Monday, January 13, 2014

The War on Poverty

It was 50 years ago that Lyndon Johnson announced his “War on Poverty.” John Kennedy had visited Appalachia and was appalled at what he saw, but Johnson knew poverty first hand and decided that would be the big issue of his presidency.

The debate is still going on whether the war was won or lost. To me, it is still going on. To Johnson the problem was simple, too many people didn’t have enough money and the government could help. His programs such as food stamps and Medicaid have gone a long way to keep people from starving to death. Newer programs such as school lunches and Earned Income Credit certainly help as well.

We now know that just giving people money doesn’t solve the problem. It is obvious to me that there is a “culture of poverty” that is extremely complicated and deep rooted. Some even deny that it exists and attribute poverty to racism or lack of education. Racism is a separate issue and may be an contributing factor in some situations, but the problem is deeper than that.

Education is closer, but part of the culture of poverty is a lack of interest or even disdain for education.
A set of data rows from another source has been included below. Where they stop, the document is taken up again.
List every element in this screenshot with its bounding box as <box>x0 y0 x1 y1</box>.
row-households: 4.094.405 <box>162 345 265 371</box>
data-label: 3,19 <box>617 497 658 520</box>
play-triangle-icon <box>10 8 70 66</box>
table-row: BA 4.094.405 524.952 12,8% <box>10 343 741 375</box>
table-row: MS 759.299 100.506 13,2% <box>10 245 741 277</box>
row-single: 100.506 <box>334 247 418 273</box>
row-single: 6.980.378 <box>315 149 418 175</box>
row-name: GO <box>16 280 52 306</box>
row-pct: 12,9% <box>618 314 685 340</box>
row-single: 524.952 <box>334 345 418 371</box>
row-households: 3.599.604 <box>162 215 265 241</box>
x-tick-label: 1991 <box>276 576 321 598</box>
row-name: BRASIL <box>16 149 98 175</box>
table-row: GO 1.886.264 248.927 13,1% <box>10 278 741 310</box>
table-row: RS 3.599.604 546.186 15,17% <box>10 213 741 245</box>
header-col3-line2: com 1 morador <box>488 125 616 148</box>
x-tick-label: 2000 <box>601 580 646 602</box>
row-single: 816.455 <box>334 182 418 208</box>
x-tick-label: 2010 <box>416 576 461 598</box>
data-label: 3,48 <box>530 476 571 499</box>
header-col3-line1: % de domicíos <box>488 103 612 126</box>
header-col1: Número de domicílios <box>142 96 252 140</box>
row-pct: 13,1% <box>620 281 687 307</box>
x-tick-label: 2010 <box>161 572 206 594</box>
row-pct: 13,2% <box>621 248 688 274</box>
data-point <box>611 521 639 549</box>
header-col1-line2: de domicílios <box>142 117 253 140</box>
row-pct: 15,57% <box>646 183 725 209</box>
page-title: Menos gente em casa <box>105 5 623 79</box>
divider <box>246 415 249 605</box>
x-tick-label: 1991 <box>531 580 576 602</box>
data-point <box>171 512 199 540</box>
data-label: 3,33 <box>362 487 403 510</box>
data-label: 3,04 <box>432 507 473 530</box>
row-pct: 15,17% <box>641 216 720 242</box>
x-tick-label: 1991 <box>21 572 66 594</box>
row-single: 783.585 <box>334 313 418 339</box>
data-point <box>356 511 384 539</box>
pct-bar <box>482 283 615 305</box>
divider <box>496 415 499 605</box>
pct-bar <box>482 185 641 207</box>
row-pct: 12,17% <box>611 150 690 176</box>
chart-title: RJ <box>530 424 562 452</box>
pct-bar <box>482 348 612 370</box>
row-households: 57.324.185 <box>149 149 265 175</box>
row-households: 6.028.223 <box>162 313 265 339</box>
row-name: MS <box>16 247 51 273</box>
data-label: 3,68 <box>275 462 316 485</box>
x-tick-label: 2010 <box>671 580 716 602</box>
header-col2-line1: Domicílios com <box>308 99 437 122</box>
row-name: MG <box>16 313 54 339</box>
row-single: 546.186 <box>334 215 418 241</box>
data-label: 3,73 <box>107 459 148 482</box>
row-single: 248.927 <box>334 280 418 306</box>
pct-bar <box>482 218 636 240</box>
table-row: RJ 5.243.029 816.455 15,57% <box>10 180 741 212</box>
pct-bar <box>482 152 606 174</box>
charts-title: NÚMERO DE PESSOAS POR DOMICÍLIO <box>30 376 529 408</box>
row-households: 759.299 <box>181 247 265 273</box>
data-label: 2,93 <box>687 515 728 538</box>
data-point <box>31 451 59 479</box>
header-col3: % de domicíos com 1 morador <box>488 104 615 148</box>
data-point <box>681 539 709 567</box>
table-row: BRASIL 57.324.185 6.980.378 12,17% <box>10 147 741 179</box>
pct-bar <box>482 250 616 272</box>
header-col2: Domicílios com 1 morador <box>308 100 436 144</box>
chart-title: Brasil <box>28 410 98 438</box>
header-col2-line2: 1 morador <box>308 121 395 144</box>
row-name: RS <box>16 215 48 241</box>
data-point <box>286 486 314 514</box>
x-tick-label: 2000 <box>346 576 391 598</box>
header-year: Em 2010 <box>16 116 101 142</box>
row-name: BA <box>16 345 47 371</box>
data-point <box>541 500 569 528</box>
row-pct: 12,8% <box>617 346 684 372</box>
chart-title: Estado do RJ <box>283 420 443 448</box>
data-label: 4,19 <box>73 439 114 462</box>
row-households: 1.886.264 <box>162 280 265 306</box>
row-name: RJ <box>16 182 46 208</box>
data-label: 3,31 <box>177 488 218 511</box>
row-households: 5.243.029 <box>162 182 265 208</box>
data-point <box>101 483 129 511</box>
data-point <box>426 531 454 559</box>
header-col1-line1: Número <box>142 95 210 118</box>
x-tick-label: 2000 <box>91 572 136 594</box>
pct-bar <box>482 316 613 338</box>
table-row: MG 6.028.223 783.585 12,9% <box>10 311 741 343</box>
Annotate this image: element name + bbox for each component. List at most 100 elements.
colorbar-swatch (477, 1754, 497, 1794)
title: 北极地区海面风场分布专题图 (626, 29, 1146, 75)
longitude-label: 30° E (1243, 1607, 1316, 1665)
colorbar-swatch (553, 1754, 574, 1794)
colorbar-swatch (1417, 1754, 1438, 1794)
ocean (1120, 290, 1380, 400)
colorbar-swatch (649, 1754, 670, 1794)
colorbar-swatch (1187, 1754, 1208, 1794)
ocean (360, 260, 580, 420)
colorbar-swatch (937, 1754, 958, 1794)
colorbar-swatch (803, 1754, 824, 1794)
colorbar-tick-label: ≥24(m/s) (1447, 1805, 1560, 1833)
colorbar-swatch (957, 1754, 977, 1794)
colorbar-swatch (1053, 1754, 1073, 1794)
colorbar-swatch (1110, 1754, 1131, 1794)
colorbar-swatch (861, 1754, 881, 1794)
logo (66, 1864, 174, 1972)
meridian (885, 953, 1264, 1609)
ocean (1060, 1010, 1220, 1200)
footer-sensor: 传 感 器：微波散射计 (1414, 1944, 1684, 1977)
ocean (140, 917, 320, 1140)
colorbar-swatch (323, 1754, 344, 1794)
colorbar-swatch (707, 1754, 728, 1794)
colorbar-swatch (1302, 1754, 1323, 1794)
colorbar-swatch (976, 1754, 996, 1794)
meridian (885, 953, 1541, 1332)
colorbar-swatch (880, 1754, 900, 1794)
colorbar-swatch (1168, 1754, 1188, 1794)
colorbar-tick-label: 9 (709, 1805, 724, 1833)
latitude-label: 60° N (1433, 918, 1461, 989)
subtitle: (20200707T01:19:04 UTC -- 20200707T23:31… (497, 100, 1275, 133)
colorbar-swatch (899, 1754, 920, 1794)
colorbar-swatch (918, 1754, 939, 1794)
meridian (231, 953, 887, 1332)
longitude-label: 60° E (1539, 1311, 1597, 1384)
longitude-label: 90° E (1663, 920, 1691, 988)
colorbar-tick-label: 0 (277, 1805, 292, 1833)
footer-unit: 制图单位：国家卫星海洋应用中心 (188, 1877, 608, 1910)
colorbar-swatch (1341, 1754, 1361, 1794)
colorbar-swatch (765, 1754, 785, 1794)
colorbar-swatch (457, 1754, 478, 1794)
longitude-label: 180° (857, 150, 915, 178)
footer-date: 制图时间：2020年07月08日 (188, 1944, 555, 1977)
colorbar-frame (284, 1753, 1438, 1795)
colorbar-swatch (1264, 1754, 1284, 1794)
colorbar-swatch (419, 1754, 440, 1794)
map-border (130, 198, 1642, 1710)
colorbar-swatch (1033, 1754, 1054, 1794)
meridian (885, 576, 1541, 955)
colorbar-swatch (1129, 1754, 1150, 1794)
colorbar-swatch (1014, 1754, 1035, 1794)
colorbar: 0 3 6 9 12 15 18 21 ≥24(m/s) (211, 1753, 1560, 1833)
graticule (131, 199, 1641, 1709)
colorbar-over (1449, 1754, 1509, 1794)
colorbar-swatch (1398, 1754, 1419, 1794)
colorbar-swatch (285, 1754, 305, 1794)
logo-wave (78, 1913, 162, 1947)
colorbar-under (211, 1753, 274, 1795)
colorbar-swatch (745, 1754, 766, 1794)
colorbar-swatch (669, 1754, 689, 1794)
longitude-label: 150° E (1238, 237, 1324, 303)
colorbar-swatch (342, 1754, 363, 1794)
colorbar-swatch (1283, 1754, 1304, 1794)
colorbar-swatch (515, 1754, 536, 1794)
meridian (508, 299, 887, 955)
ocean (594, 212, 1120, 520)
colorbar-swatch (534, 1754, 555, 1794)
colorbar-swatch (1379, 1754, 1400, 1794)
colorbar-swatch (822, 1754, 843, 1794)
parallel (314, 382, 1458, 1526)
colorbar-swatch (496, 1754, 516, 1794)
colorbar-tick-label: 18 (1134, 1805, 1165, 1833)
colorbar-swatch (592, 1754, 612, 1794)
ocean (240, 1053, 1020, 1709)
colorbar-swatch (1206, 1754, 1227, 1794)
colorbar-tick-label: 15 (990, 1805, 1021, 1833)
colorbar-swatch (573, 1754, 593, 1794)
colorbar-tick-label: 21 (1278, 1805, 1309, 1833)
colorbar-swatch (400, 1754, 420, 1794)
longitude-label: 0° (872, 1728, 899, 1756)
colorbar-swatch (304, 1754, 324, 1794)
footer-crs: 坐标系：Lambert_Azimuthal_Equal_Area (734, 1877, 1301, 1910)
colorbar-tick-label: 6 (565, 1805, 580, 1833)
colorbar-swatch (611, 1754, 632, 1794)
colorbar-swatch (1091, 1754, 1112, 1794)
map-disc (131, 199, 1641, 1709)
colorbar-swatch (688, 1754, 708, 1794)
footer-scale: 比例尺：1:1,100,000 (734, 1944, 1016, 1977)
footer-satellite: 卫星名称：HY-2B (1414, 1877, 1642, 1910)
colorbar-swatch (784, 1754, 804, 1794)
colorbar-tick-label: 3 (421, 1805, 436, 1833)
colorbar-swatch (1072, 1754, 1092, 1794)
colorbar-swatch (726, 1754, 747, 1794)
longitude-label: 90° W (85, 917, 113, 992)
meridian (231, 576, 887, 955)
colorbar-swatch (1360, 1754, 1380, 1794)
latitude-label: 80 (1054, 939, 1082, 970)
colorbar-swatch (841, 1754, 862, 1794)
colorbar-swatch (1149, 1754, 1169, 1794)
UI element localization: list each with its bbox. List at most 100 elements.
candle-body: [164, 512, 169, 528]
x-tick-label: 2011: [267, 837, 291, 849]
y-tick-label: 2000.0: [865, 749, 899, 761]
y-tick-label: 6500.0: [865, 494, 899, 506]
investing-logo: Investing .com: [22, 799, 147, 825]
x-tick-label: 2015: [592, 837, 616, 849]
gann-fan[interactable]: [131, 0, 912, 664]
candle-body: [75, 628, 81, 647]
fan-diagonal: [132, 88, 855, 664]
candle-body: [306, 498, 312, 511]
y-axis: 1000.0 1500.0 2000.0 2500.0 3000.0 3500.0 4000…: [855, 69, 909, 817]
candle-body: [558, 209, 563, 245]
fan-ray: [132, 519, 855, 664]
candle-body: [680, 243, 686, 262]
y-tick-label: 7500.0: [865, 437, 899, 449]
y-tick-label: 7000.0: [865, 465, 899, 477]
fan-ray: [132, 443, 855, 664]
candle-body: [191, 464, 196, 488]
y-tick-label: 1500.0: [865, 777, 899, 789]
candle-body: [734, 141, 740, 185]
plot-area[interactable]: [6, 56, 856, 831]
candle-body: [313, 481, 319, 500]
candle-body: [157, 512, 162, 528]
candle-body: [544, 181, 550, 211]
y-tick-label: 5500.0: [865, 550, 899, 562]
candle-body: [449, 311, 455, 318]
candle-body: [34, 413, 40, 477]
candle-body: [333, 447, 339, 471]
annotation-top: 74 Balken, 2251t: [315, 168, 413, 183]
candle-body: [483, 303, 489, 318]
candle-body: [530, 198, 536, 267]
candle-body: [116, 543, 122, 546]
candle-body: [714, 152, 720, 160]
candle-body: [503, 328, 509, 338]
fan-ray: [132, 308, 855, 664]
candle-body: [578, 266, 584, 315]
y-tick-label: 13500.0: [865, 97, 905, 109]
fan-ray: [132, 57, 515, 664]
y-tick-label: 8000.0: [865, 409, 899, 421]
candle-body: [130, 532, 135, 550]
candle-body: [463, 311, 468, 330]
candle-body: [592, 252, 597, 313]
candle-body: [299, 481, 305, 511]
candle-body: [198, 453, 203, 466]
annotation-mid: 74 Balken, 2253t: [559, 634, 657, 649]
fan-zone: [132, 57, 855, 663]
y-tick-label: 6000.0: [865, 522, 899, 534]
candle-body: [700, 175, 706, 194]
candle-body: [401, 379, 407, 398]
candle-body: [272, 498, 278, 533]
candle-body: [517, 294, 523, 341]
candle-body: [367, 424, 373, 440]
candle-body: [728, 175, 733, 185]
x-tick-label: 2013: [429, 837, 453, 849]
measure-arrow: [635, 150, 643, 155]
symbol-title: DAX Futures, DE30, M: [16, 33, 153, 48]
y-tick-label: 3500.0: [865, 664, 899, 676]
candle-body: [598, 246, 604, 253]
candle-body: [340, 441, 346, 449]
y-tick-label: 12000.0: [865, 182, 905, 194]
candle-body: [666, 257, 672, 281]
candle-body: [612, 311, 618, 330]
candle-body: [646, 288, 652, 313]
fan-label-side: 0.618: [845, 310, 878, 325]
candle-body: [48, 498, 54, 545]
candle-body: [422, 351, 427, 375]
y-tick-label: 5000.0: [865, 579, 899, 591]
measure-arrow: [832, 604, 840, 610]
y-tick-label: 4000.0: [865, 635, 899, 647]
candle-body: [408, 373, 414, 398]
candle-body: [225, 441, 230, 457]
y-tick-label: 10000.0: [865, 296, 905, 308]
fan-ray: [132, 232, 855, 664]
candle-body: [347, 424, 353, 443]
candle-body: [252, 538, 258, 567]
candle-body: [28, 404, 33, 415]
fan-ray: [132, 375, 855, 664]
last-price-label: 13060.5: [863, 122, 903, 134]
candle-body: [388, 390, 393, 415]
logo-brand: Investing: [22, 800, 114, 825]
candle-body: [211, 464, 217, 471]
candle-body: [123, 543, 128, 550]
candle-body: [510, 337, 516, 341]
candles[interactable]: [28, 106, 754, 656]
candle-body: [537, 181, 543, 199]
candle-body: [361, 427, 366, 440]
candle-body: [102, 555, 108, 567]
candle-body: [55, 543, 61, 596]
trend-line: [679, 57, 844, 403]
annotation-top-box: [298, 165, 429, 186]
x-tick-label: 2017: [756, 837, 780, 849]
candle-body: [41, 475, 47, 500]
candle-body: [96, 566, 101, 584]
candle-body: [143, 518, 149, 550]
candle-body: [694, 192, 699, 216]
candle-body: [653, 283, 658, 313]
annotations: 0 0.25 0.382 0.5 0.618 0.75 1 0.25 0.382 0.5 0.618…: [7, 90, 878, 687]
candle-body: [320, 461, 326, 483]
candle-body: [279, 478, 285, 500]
I have been involved with homeless shelters for several years and have some familiarity with businesses that cater to the poor. Businesses such as payday loans, buy-here-pay-here car dealers, rent-to-own stores, and to a lesser extent pawn shops, not only exploit the poor, but contribute to that culture. My direct experience is working in a pawn shop. Pawn shops are on a slightly higher plain than the others in this category, but we dealt with some of the same people, so I had first-hand experience.

We cannot expect the governments or Congress to deal effectively with this issue because they have problems understanding issues far simpler than poverty.

It is really everybody’s concern, especially churches and the Christian community who are particularly commissioned by Jesus to help the poor. Organizations such as The Salvation Army and the various Rescue Missions understand this and are generally overwhelmed. They need our help.

I see the most basic problem of poverty as lack of trust in the education system or in any big organization such as a bank. For example, many believe that it is better to cash your paycheck at a check cashing service than it is to open a bank account. An amazing number of people see no value in going to school and openly criticize those that try to learn or do well in class.

Surveys have shown huge differences in the way the poorest people and the wealthier people approach basic things like diet, exercise, health care, learning, and even transportation. Poor people regularly spend the most with the least benefit, not because of lack of availability, but because of their understanding of how things work.

A basic concept of the poverty culture is instant gratification. In fact, helping people get past this issue may be the key to helping them out of poverty. Starting a business or investing in the future is a totally foreign concept to a large portion of the population.

Jesus said that the poor will be with us always. He did not mean that we couldn’t do anything about it, but rather that this was going to be an ongoing problem for millennia and that we had our work cut out for us.